AKP’nin göçmen politikası iş yaşamını kuralsızlaştırıyorken; ülke sayıları 1 milyonu aşan ve kayıtdışı biçimde çalıştırılan göçmene ev sahipliği yapıyor.
Coğrafyamızda izinli yabancı çalışan sayısı 2019’da 145 bin 232 kişiyken, bunun 63 bin 789’u Suriyeli işçilerden oluşuyordu. Kayıt dışı çalıştırılan Suriyeli göçmenler yoğun olarak tarım, inşaat, tekstil gibi sektörlerde istihdam ediliyor.
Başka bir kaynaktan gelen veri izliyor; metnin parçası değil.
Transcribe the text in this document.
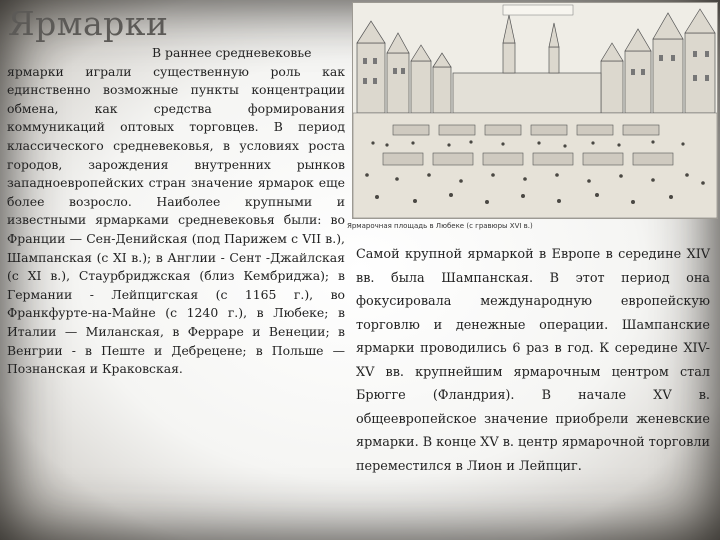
Ярмарки
В раннее средневековье
ярмарки играли существенную роль как единственно возможные пункты концентрации обмена, как средства формирования коммуникаций оптовых торговцев. В период классического средневековья, в условиях роста городов, зарождения внутренних рынков западноевропейских стран значение ярмарок еще более возросло. Наиболее крупными и известными ярмарками средневековья были: во Франции — Сен-Денийская (под Парижем с VII в.), Шампанская (с XI в.); в Англии - Сент -Джайлская (с XI в.), Стаурбриджская (близ Кембриджа); в Германии - Лейпцигская (с 1165 г.), во Франкфурте-на-Майне (с 1240 г.), в Любеке; в Италии — Миланская, в Ферраре и Венеции; в Венгрии - в Пеште и Дебрецене; в Польше — Познанская и Краковская.
Ярмарочная площадь в Любеке (с гравюры XVI в.)
Самой крупной ярмаркой в Европе в середине XIV вв. была Шампанская. В этот период она фокусировала международную европейскую торговлю и денежные операции. Шампанские ярмарки проводились 6 раз в год. К середине XIV-XV вв. крупнейшим ярмарочным центром стал Брюгге (Фландрия). В начале XV в. общеевропейское значение приобрели женевские ярмарки. В конце XV в. центр ярмарочной торговли переместился в Лион и Лейпциг.
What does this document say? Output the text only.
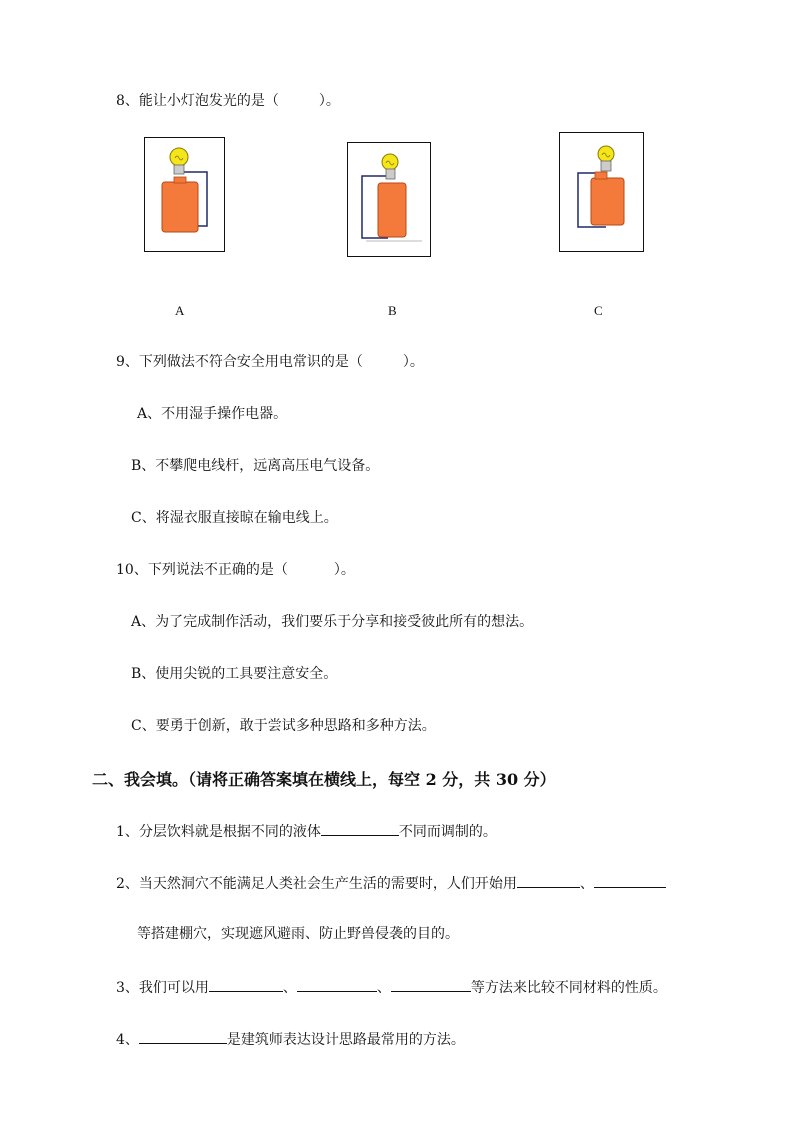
8、能让小灯泡发光的是（	）。
A	B	C
9、下列做法不符合安全用电常识的是（	）。
A、不用湿手操作电器。
B、不攀爬电线杆，远离高压电气设备。
C、将湿衣服直接晾在输电线上。
10、下列说法不正确的是（	）。
A、为了完成制作活动，我们要乐于分享和接受彼此所有的想法。
B、使用尖锐的工具要注意安全。
C、要勇于创新，敢于尝试多种思路和多种方法。
二、我会填。（请将正确答案填在横线上，每空 2 分，共 30 分）
1、分层饮料就是根据不同的液体	不同而调制的。
2、当天然洞穴不能满足人类社会生产生活的需要时，人们开始用	、
等搭建棚穴，实现遮风避雨、防止野兽侵袭的目的。
3、我们可以用	、	、	等方法来比较不同材料的性质。
4、	是建筑师表达设计思路最常用的方法。
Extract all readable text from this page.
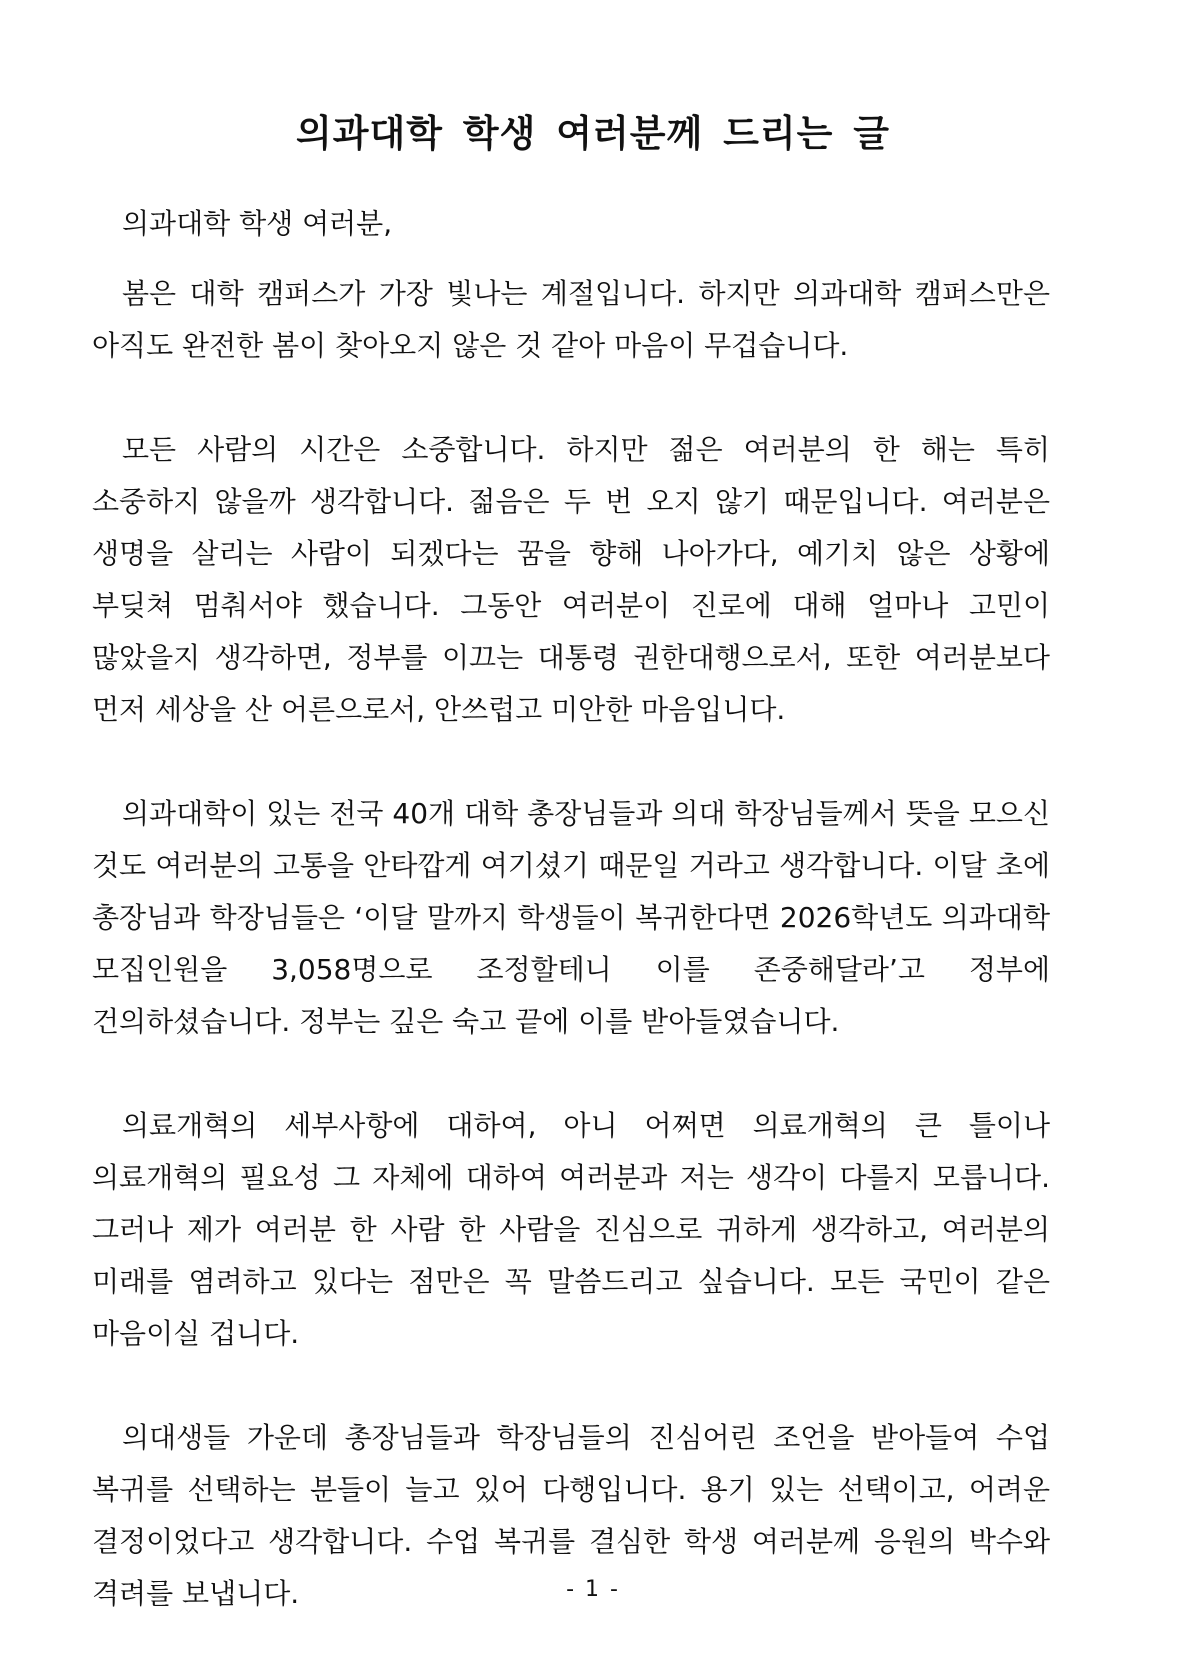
의과대학 학생 여러분께 드리는 글

의과대학 학생 여러분,

봄은 대학 캠퍼스가 가장 빛나는 계절입니다. 하지만 의과대학 캠퍼스만은 아직도 완전한 봄이 찾아오지 않은 것 같아 마음이 무겁습니다.

모든 사람의 시간은 소중합니다. 하지만 젊은 여러분의 한 해는 특히 소중하지 않을까 생각합니다. 젊음은 두 번 오지 않기 때문입니다. 여러분은 생명을 살리는 사람이 되겠다는 꿈을 향해 나아가다, 예기치 않은 상황에 부딪쳐 멈춰서야 했습니다. 그동안 여러분이 진로에 대해 얼마나 고민이 많았을지 생각하면, 정부를 이끄는 대통령 권한대행으로서, 또한 여러분보다 먼저 세상을 산 어른으로서, 안쓰럽고 미안한 마음입니다.

의과대학이 있는 전국 40개 대학 총장님들과 의대 학장님들께서 뜻을 모으신 것도 여러분의 고통을 안타깝게 여기셨기 때문일 거라고 생각합니다. 이달 초에 총장님과 학장님들은 ‘이달 말까지 학생들이 복귀한다면 2026학년도 의과대학 모집인원을 3,058명으로 조정할테니 이를 존중해달라’고 정부에 건의하셨습니다. 정부는 깊은 숙고 끝에 이를 받아들였습니다.

의료개혁의 세부사항에 대하여, 아니 어쩌면 의료개혁의 큰 틀이나 의료개혁의 필요성 그 자체에 대하여 여러분과 저는 생각이 다를지 모릅니다. 그러나 제가 여러분 한 사람 한 사람을 진심으로 귀하게 생각하고, 여러분의 미래를 염려하고 있다는 점만은 꼭 말씀드리고 싶습니다. 모든 국민이 같은 마음이실 겁니다.

의대생들 가운데 총장님들과 학장님들의 진심어린 조언을 받아들여 수업 복귀를 선택하는 분들이 늘고 있어 다행입니다. 용기 있는 선택이고, 어려운 결정이었다고 생각합니다. 수업 복귀를 결심한 학생 여러분께 응원의 박수와 격려를 보냅니다.	- 1 -
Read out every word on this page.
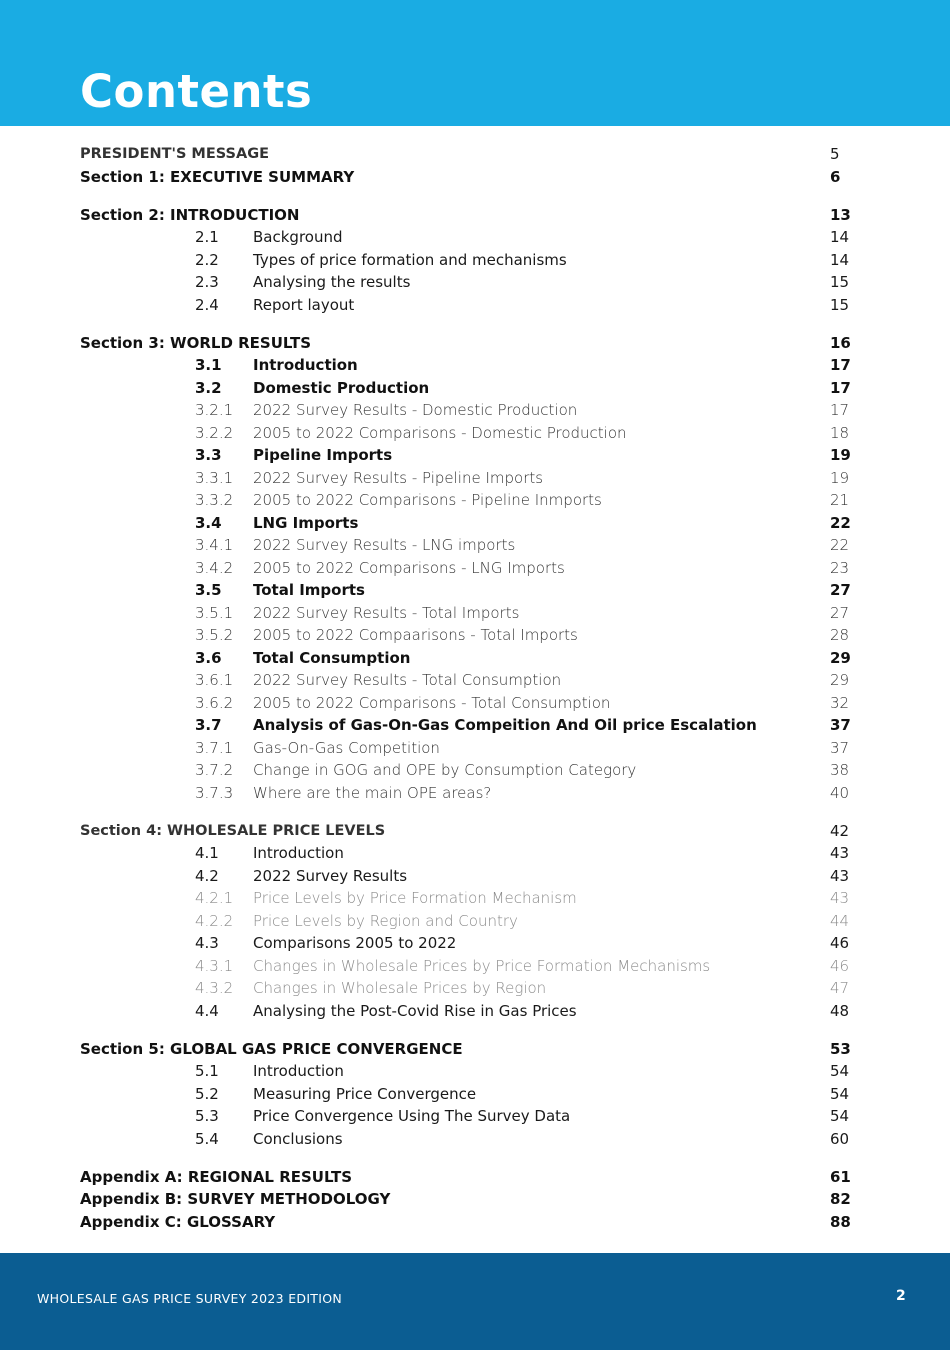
Contents
PRESIDENT'S MESSAGE	5
Section 1: EXECUTIVE SUMMARY	6
Section 2: INTRODUCTION	13
2.1 Background	14
2.2 Types of price formation and mechanisms	14
2.3 Analysing the results	15
2.4 Report layout	15
Section 3: WORLD RESULTS	16
3.1 Introduction	17
3.2 Domestic Production	17
3.2.1 2022 Survey Results - Domestic Production	17
3.2.2 2005 to 2022 Comparisons - Domestic Production	18
3.3 Pipeline Imports	19
3.3.1 2022 Survey Results - Pipeline Imports	19
3.3.2 2005 to 2022 Comparisons - Pipeline Inmports	21
3.4 LNG Imports	22
3.4.1 2022 Survey Results - LNG imports	22
3.4.2 2005 to 2022 Comparisons - LNG Imports	23
3.5 Total Imports	27
3.5.1 2022 Survey Results - Total Imports	27
3.5.2 2005 to 2022 Compaarisons - Total Imports	28
3.6 Total Consumption	29
3.6.1 2022 Survey Results - Total Consumption	29
3.6.2 2005 to 2022 Comparisons - Total Consumption	32
3.7 Analysis of Gas-On-Gas Compeition And Oil price Escalation	37
3.7.1 Gas-On-Gas Competition	37
3.7.2 Change in GOG and OPE by Consumption Category	38
3.7.3 Where are the main OPE areas?	40
Section 4: WHOLESALE PRICE LEVELS	42
4.1 Introduction	43
4.2 2022 Survey Results	43
4.2.1 Price Levels by Price Formation Mechanism	43
4.2.2 Price Levels by Region and Country	44
4.3 Comparisons 2005 to 2022	46
4.3.1 Changes in Wholesale Prices by Price Formation Mechanisms	46
4.3.2 Changes in Wholesale Prices by Region	47
4.4 Analysing the Post-Covid Rise in Gas Prices	48
Section 5: GLOBAL GAS PRICE CONVERGENCE	53
5.1 Introduction	54
5.2 Measuring Price Convergence	54
5.3 Price Convergence Using The Survey Data	54
5.4 Conclusions	60
Appendix A: REGIONAL RESULTS	61
Appendix B: SURVEY METHODOLOGY	82
Appendix C: GLOSSARY	88
WHOLESALE GAS PRICE SURVEY 2023 EDITION	2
Söz konusu iş kollarında iş cinayetlerinin ve düşük ücretlerin verildiği de bilinen bir gerçek: 2015-2020 kesitindeki iş cinayetlerinde ölenlerin yüzde 13’ü Afgan, yüzde 65’i Suriyeli ve geri kalan yüzde 22’si başka ülkelerin vatandaşıydı.[21]
Burada durup coğrafyamızda göçmenlik gerçeğiyle yüzleşmeliyiz.
Nobel ödülü alan Aziz Sancar, Corona aşısını bulan Uğur Şahin ve Özlem Türeci, Belçika’da bakan olan Zuhâl Keskin, Almanya’ya uluslararası ödüller kazandıran Fatih Akın… Bu isimlerin ortak bir yanı var… Hepsi birer göçmen…
Farklı nedenlerle ülkelerini bırakıp, bilmedikleri bir ülkede yaşamak zorunda kaldılar… Cemal Süreya’nın dediği gibi “Kavimler Kapısı Türkiye” de geçmişten bugüne göç yollarının kesiştiği bir ülke olmuş.
Bugün Türkiye’de 190’a yakın ükeden yaklaşık 4.5 milyon yabancı yaşıyor. Bunların büyük bir çoğunluğunu ise 2011’de başlayan Suriye iç savaşından kaçan Suriyeliler oluşturuyor. Suriye’den göç edenler, Türkiye’nin Cenevre Sözleşmesi’ne koyduğu coğrafî çekince nedeniyle, mülteci statüsünde değil. Devlet, onlar için “Geçici Koruma Altındaki Suriyeliler” gibi uzun bir tanımlama belirlemiş.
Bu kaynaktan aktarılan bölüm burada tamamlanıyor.